Note 9—Derivative Financial Instruments

 

The Company periodically enters into foreign currency forward contracts with financial institutions to reduce the risk that the Company’s cash flows and earnings will be adversely affected by foreign currency exchange rate fluctuations. These forward contracts are not designated for trading or speculative purposes and are not designated as hedging instruments. The Company uses foreign currency forward contracts to hedge a portion of its receivable balances denominated in Euro, Swedish Krona, British Pounds, South African Rand and Norwegian Kroner.
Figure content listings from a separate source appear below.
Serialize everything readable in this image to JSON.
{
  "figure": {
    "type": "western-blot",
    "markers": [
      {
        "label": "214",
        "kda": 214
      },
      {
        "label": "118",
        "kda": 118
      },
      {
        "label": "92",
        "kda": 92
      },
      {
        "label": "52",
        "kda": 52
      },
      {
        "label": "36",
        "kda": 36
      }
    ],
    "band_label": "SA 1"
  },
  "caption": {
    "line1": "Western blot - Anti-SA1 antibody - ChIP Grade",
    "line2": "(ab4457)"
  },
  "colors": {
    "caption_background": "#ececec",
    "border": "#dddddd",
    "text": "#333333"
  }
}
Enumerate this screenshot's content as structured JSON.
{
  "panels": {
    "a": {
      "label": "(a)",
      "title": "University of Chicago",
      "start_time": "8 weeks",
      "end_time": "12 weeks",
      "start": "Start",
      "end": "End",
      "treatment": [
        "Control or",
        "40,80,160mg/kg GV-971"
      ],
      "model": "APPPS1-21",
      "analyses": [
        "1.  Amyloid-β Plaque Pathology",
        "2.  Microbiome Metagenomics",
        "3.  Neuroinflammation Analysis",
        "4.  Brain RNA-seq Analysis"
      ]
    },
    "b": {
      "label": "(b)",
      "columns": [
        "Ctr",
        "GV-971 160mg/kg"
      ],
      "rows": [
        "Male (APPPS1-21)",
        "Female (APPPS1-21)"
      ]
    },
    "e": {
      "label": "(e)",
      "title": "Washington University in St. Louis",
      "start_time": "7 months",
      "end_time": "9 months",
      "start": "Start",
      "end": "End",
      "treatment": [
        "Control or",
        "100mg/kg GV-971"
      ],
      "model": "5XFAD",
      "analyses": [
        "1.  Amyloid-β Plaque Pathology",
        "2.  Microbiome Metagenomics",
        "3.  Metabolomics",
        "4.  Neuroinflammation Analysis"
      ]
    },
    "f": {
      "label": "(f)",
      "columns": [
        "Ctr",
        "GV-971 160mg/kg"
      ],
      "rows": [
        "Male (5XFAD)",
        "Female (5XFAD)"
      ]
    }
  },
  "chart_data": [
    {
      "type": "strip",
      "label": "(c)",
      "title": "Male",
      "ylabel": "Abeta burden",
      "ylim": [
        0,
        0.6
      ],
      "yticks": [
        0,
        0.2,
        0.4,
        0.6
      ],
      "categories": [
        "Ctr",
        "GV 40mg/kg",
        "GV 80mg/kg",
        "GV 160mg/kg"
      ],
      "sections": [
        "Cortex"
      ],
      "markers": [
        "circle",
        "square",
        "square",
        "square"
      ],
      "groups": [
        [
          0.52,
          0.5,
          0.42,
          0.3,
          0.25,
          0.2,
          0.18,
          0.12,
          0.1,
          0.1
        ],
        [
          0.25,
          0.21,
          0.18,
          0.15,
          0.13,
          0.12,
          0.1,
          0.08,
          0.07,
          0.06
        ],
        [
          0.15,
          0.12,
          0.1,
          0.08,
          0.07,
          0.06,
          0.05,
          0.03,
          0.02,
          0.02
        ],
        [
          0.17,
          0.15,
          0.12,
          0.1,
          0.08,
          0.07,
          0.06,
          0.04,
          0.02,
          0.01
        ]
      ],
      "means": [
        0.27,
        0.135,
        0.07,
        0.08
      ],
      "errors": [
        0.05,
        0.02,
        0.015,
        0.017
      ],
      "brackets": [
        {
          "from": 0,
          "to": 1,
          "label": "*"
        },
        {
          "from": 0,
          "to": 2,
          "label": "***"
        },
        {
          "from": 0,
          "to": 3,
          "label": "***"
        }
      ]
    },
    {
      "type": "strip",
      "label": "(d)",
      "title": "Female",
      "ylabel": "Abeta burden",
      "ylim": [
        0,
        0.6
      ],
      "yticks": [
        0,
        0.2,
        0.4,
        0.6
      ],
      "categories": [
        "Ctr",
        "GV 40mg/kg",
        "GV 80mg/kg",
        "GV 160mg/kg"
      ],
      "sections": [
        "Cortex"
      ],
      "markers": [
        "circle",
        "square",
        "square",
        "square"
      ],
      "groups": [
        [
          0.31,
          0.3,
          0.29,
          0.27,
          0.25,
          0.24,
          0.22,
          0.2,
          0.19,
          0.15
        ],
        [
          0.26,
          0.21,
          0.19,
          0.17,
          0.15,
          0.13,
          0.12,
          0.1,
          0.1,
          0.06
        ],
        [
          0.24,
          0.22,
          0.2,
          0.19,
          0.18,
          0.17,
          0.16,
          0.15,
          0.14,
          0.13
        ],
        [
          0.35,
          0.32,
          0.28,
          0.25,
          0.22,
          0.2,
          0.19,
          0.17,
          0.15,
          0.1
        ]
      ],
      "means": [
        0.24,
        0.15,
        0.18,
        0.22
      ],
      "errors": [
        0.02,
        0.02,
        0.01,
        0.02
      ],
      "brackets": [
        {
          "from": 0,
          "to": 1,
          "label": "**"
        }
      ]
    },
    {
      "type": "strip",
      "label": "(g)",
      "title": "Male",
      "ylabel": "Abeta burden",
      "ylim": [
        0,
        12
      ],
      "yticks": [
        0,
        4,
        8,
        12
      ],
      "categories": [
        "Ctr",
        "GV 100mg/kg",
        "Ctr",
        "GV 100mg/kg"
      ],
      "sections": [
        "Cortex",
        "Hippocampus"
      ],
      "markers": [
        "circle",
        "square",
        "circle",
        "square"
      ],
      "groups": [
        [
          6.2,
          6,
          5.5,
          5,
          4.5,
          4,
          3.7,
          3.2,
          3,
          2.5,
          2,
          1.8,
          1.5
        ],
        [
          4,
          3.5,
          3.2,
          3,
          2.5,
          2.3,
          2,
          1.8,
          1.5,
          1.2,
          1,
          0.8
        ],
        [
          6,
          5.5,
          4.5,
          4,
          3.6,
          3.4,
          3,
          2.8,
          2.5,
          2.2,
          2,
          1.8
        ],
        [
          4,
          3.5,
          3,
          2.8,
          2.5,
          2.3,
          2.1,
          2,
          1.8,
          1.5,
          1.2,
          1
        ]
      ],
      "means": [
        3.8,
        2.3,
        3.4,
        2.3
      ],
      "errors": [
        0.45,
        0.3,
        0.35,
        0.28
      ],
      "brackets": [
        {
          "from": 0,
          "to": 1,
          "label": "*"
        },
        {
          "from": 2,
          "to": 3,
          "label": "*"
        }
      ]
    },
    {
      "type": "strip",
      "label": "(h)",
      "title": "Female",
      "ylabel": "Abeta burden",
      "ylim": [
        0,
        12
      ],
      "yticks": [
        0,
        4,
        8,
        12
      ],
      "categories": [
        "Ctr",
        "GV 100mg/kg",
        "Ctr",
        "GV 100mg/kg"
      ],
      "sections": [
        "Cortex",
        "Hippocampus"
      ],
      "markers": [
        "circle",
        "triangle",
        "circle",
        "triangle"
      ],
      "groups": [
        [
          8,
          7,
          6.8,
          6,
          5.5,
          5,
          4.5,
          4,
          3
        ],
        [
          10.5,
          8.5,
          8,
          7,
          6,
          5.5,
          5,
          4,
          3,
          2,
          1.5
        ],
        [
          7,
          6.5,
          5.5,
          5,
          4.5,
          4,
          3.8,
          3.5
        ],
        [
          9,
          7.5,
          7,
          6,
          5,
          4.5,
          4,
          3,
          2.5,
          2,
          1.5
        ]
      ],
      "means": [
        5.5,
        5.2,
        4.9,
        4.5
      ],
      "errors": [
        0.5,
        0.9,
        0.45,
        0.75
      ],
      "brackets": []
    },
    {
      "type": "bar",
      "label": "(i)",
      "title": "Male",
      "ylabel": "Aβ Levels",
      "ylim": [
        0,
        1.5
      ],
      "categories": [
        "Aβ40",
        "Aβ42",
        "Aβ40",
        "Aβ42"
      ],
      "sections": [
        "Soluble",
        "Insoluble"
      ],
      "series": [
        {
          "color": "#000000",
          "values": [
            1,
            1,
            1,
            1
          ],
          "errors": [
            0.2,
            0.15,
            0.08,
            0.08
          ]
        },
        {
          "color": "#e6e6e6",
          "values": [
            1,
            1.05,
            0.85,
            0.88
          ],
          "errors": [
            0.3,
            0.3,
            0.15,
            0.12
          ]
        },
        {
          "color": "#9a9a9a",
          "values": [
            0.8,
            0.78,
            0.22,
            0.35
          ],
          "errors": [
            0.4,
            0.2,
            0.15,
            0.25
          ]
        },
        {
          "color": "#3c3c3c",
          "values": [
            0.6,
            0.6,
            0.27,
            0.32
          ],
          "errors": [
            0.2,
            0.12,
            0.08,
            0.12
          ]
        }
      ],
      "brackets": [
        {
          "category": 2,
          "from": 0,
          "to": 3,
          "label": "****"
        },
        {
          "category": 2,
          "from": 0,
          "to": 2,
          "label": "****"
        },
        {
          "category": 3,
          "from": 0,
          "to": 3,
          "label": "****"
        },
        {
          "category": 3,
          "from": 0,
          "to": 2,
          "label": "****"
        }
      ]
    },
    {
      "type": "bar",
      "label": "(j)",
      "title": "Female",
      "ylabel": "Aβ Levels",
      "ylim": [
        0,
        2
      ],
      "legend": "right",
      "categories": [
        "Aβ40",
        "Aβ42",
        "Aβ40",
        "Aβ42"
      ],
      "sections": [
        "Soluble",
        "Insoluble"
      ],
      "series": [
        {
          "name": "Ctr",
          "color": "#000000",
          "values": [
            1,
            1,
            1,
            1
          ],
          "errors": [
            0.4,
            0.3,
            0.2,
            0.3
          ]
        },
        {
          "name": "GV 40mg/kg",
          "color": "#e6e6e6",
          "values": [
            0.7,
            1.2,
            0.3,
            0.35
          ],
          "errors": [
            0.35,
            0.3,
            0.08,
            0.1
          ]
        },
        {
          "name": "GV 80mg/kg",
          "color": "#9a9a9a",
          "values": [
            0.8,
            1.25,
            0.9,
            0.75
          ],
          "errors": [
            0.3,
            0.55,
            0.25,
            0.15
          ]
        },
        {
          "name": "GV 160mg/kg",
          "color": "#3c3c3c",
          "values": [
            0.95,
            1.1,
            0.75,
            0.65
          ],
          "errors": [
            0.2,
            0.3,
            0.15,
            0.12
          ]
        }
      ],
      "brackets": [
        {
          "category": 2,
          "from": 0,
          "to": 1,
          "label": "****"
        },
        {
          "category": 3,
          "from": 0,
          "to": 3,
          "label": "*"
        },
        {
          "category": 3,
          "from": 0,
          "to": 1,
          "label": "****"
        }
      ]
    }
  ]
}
The Company recognizes gains and losses on these contracts, as well as related costs, in “Interest and other income (expense), net” in the condensed consolidated statement of operations along with the gains and losses of the related hedged items. The Company records the fair value of derivative instruments as either “Prepaid expenses and other” or “Accrued liabilities” in the condensed consolidated balance sheet based on current market rates.

 

As of June 30, 2014, Advent had no outstanding foreign currency forward contracts and there was no impact to the accompanying condensed consolidated statements of operations for the six months ended June 30, 2014. At June 30, 2013, net derivative assets of approximately $9,000 were included in “Prepaid expenses and other” or “Accrued liabilities” in the accompanying condensed consolidated balance sheet. The effect of the derivative financial instruments on the accompanying condensed consolidated statement of operations for the six months ended June 30, 2013 was to increase foreign exchange gains by approximately $36,000, which reflects net realized and unrealized gains related to our derivative financial instruments.